Relações com o Brasil

Ponto central dessa melhora é também a reaproximação entre os EUA e o Brasil. As relações entre os dois países tinham se deteriorado de forma dramática, quando foi revelado, em outubro de 2013, que a NSA grampeara telefonemas da presidente Dilma Rousseff. Ela e Obama marcaram uma conversa a dois durante a cúpula.

A relação tensa entre Brasil e Estados Unidos também é um dos exemplos para as discordâncias entre os EUA e o restante do continente. As sanções impostas pelos EUA contra sete políticos de alto escalão do governo da Venezuela não são criticadas só por Dilma, mas também por outros países latino-americanos.
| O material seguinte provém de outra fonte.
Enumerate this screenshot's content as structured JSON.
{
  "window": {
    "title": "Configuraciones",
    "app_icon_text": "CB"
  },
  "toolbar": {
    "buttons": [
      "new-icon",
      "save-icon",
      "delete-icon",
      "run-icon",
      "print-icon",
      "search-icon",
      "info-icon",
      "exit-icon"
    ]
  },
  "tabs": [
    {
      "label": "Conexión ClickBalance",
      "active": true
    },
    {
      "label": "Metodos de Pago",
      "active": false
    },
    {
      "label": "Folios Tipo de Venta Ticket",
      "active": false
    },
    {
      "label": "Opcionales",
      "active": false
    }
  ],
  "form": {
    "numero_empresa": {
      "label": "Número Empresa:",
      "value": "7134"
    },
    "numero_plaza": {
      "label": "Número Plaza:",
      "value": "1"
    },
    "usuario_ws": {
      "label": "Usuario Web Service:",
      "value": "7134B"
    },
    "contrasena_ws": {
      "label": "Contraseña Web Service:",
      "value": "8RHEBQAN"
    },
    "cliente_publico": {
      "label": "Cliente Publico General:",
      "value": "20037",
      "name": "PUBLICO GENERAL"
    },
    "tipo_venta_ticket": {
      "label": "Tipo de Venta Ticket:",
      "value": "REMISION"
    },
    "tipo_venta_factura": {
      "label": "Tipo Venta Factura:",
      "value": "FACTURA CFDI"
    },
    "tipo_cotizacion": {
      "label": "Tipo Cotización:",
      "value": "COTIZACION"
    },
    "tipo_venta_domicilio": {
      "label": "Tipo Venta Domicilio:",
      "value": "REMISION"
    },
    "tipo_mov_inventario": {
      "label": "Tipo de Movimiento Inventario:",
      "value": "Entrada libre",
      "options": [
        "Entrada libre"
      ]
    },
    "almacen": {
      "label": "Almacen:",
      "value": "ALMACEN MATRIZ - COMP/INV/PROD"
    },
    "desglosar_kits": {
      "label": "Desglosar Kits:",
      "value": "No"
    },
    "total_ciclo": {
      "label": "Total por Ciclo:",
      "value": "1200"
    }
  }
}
Eles defendem o princípio da não ingerência em assuntos internos de seus vizinhos e não querem se submeter aos ditames de Washington em relação a quem pode ou não fazer negócios ou manter relações diplomáticas – seja democrata ou ditador.

Não só o líder cubano Raúl Castro se beneficia desta diretriz, como também seu aliado Nicolás Maduro. O presidente da Venezuela vai usar a cúpula para atiçar a velha hostilidade em relação aos Estados Unidos. Ele já planejou com antecedência grandes protestos contra as sanções americanas.

Fim de velhos estereótipos

Mas a realidade política e econômica do continente já se emancipou há muito tempo dos velhos estereótipos. A Venezuela reduziu drasticamente o fornecimento de petróleo a Cuba, pois não quer mais ser paga com serviços, e sim com dólares. Já o Brasil passou a ser o segundo maior exportador para Cuba, depois da China. Pequim, por sua vez, já tomou o lugar dos EUA como mais importante parceiro comercial do Brasil.

Bert Hoffmann não tem dúvida de que uma nova era está começando, mesmo que Havana insista em pisar, vez por outra, nos freios. “Raúl Castro está tentando abafar as expectativas de mudança do sistema político”, diz o especialista. “Mas o que vai acontecer com a lógica da fortaleza sitiada, quando o inimigo desistiu do cerco e se torna agora vizinho, parceiro comercial e investidor? O que acontecerá com Davi, quando Golias não mais ameaçar, mas tentar atraí-lo com dólares?”